Here's the novel synopsis. Made right and played with some skill by Wiig, this could be her Anchorman, or better. I want this to happen. Not only because of the material, but because Wiig is making and/or developing her own material. When there are justifiable complaints about the lack of interesting roles for women in studio films, especially in comedy, Wiig may be one of the few right now who gets to make things happen.

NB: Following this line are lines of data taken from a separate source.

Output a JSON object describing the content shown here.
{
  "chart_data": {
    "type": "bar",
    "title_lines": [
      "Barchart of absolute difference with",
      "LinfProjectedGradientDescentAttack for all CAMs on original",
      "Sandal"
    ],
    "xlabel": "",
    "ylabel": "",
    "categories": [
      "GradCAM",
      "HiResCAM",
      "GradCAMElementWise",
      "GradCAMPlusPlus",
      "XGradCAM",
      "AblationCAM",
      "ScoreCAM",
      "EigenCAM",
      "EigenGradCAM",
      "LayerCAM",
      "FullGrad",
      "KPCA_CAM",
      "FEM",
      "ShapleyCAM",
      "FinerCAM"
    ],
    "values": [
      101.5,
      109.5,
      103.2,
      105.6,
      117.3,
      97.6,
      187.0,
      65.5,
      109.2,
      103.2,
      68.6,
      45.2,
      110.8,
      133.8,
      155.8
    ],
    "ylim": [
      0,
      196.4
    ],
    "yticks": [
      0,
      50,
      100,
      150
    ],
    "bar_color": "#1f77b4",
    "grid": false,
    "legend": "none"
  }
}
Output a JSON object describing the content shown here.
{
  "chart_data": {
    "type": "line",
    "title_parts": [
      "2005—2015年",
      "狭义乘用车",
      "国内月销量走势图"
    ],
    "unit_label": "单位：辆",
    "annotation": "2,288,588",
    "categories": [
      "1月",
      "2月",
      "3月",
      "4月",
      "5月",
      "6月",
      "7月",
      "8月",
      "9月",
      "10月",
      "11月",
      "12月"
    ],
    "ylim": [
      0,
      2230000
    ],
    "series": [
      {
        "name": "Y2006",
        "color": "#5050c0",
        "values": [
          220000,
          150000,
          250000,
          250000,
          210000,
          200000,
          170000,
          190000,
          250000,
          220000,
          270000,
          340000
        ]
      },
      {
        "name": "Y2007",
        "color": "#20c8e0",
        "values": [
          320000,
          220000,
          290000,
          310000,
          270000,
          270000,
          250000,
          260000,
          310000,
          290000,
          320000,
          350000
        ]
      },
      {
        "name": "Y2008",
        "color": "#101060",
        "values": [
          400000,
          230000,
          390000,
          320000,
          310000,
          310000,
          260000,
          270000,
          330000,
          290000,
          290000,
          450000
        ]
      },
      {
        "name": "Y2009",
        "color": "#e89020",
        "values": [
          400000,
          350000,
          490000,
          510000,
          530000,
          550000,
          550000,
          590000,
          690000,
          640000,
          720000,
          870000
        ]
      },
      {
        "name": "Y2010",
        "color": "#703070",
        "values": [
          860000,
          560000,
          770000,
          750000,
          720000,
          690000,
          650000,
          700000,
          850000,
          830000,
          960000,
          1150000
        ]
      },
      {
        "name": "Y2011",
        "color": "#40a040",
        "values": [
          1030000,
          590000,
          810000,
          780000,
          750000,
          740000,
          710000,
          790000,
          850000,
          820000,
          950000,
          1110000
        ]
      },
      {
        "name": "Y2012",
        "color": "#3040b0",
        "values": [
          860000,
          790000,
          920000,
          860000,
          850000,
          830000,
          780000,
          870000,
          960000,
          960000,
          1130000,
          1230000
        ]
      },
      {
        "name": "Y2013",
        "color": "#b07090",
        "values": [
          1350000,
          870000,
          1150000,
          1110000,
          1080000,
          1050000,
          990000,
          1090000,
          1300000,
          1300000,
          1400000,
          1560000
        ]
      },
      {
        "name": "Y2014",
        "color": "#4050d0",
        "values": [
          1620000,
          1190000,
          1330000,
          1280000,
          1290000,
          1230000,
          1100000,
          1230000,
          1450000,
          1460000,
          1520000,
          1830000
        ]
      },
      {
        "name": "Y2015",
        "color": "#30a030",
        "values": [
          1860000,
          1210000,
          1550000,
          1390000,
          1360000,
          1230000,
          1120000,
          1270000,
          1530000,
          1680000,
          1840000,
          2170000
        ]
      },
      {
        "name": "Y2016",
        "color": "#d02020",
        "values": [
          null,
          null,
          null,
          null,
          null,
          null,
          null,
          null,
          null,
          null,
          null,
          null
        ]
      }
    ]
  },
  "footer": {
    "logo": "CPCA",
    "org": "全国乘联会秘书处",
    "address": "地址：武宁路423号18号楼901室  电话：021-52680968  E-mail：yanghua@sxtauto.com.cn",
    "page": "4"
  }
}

Nita, otherwise known as Sniffles the Clown, is tying balloon animals for a horde of greedy, sticky children at a fair. Suffering what may be a cardiac event, she's rushed to the hospital—after trying to get help from a clown fetishist, who simply drops his phone number on top of her prone form. Welcome to wacky, stressful Baloneytown, where clown prostitution, stoned dogs and fire juggling–cum–arson are the norm. Nita struggles to make enough money clowning to keep herself in oversized shoes and squirting daisies, while also saving for Clown College tuition for her boyfriend, handsome clown Rex Galore. But Rex is mostly MIA, and Nita's longing for him settles on local cop Jerrod. While not much happens, the pace of the narrative is methamphetamine-frantic, as Drake drills down past the face paint and into Nita's core, often using Nita's relations with men as the bit.